The prescribed medications did not help improve Esther’s tremor, so she began researching treatments and found out about MR-guided Focused Ultrasound. Two hospitals in Southern California were performing the treatment, and Orange Coast Medical Center was the closest – an almost two-hour drive from Esther’s home.

Esther contacted the office of Devin K. Binder, M.D., Ph.D., neurosurgeon at Orange Coast Medical Center, for a consultation. With over 20 years of experience treating patients with movement disorders, Dr. Binder has performed over 500 deep brain stimulation (DBS) surgeries – a procedure in which electrodes are implanted into the brain and a generator is implanted in the chest. He was now also offering the incision-free Focused Ultrasound treatment for essential tremor patients.

“Yes, you must have your head shaved, so not to interfere with the ultrasound waves. One of the two nurses shaving my head was so sad, saying that my hair was so beautiful. I had no problem – I knew that it would grow back.”

The physician also explained to Esther that like any medical procedure, there were potential side effects, such as problems with balance, walking or tingling in the lips or fingers. Esther understood, but focused on the potential benefit.

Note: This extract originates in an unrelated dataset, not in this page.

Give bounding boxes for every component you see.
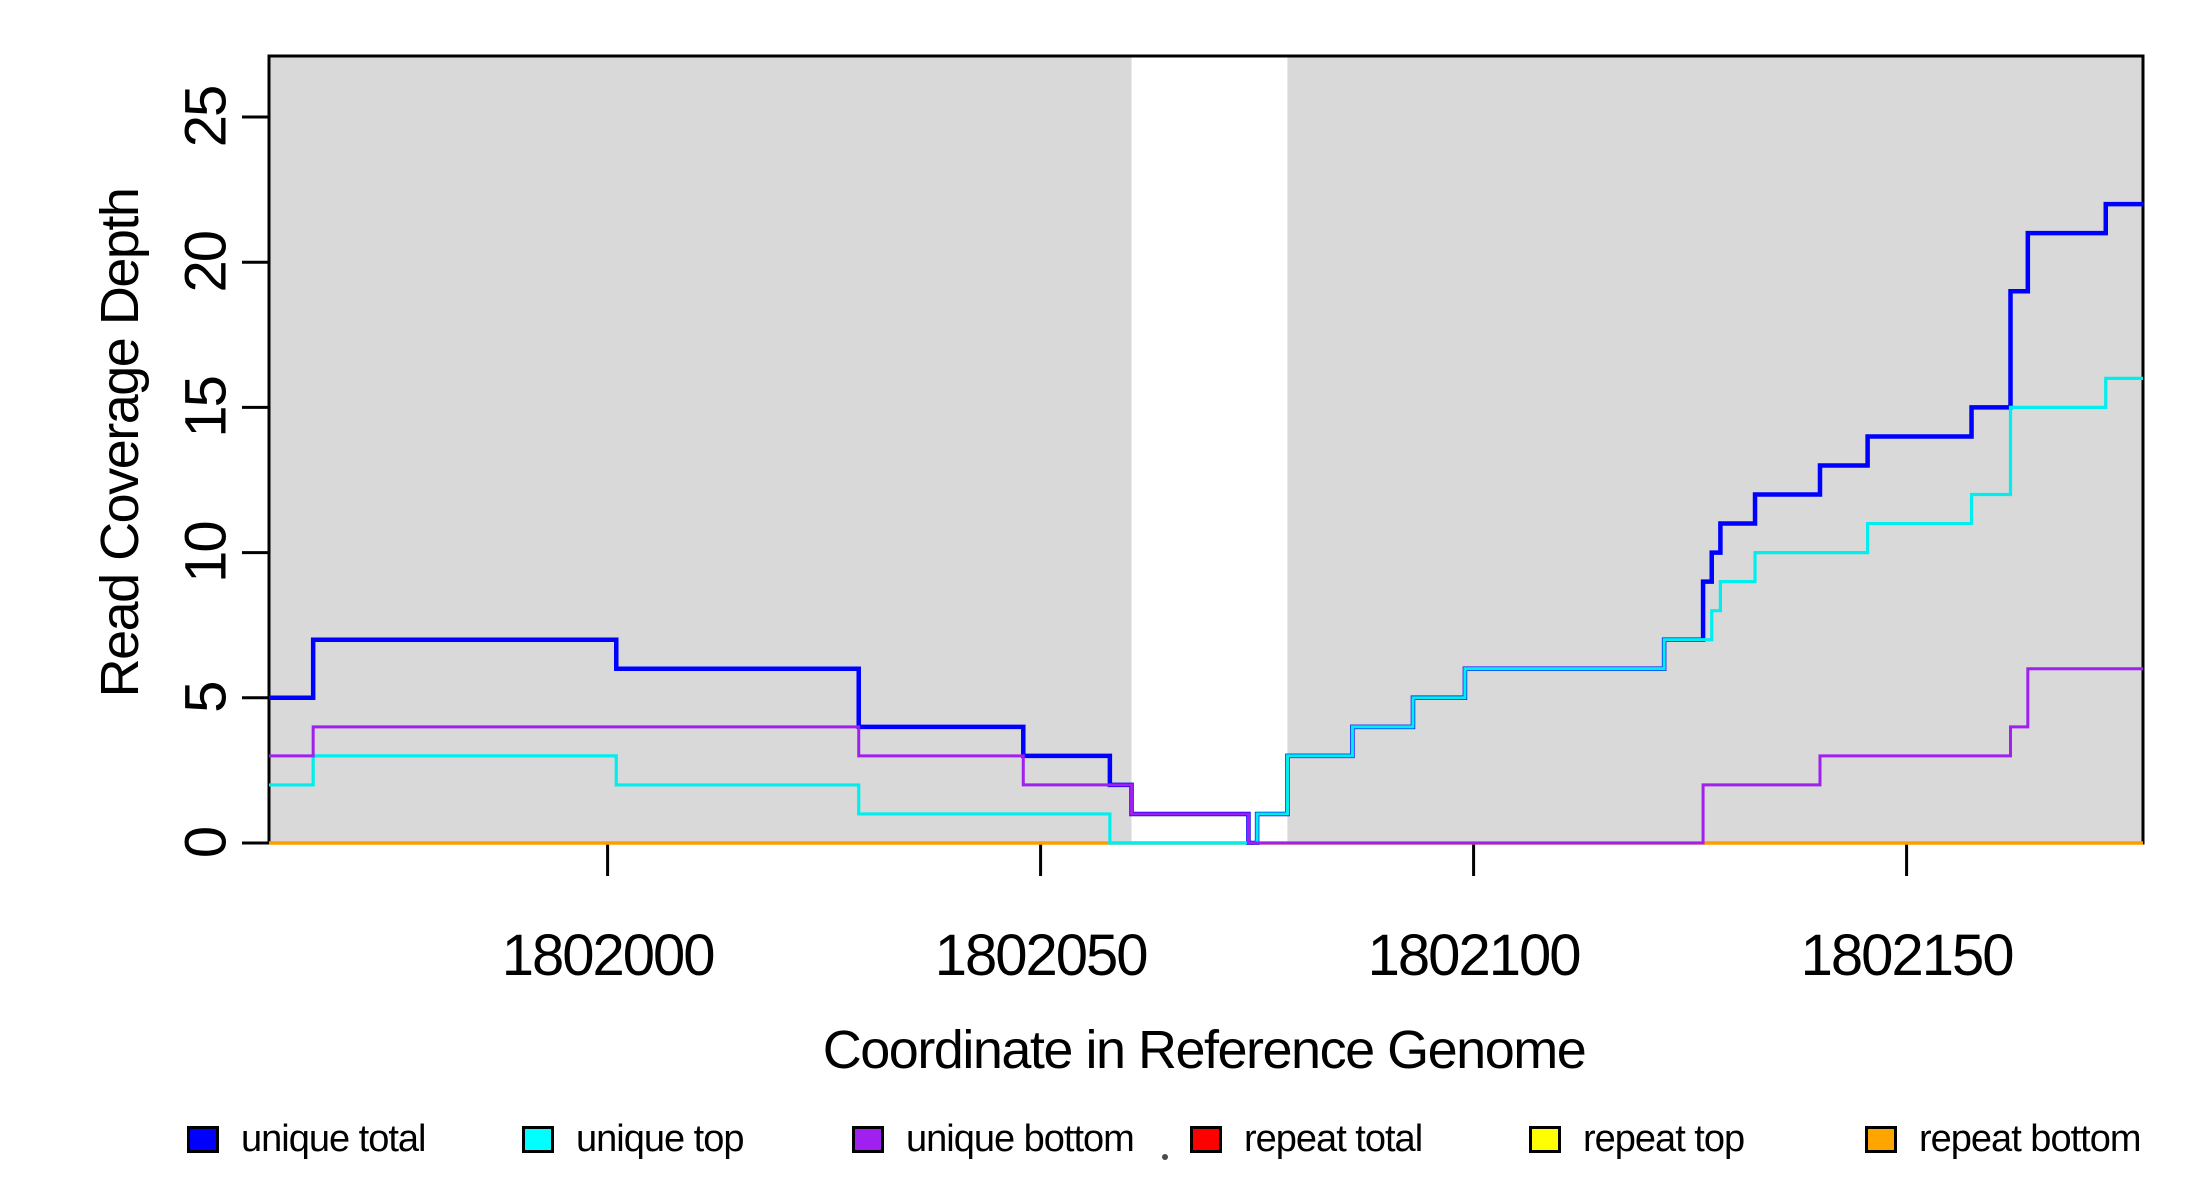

“The patient is awake and actively participating in their treatment,” says Devin K. Binder, M.D., Ph.D., neurosurgeon at Orange Coast Medical Center. “Before the procedure, we evaluate the severity of their tremor through simple tasks, such as handwriting, holding a cup, or drawing spiral diagrams. We have them repeat these tests periodically and continue with the procedure until their tremor has been suppressed.”

On November 3, 2020, Esther was the first patient to be treated with Focused Ultrasound by Dr. Binder at Orange Coast Medical Center.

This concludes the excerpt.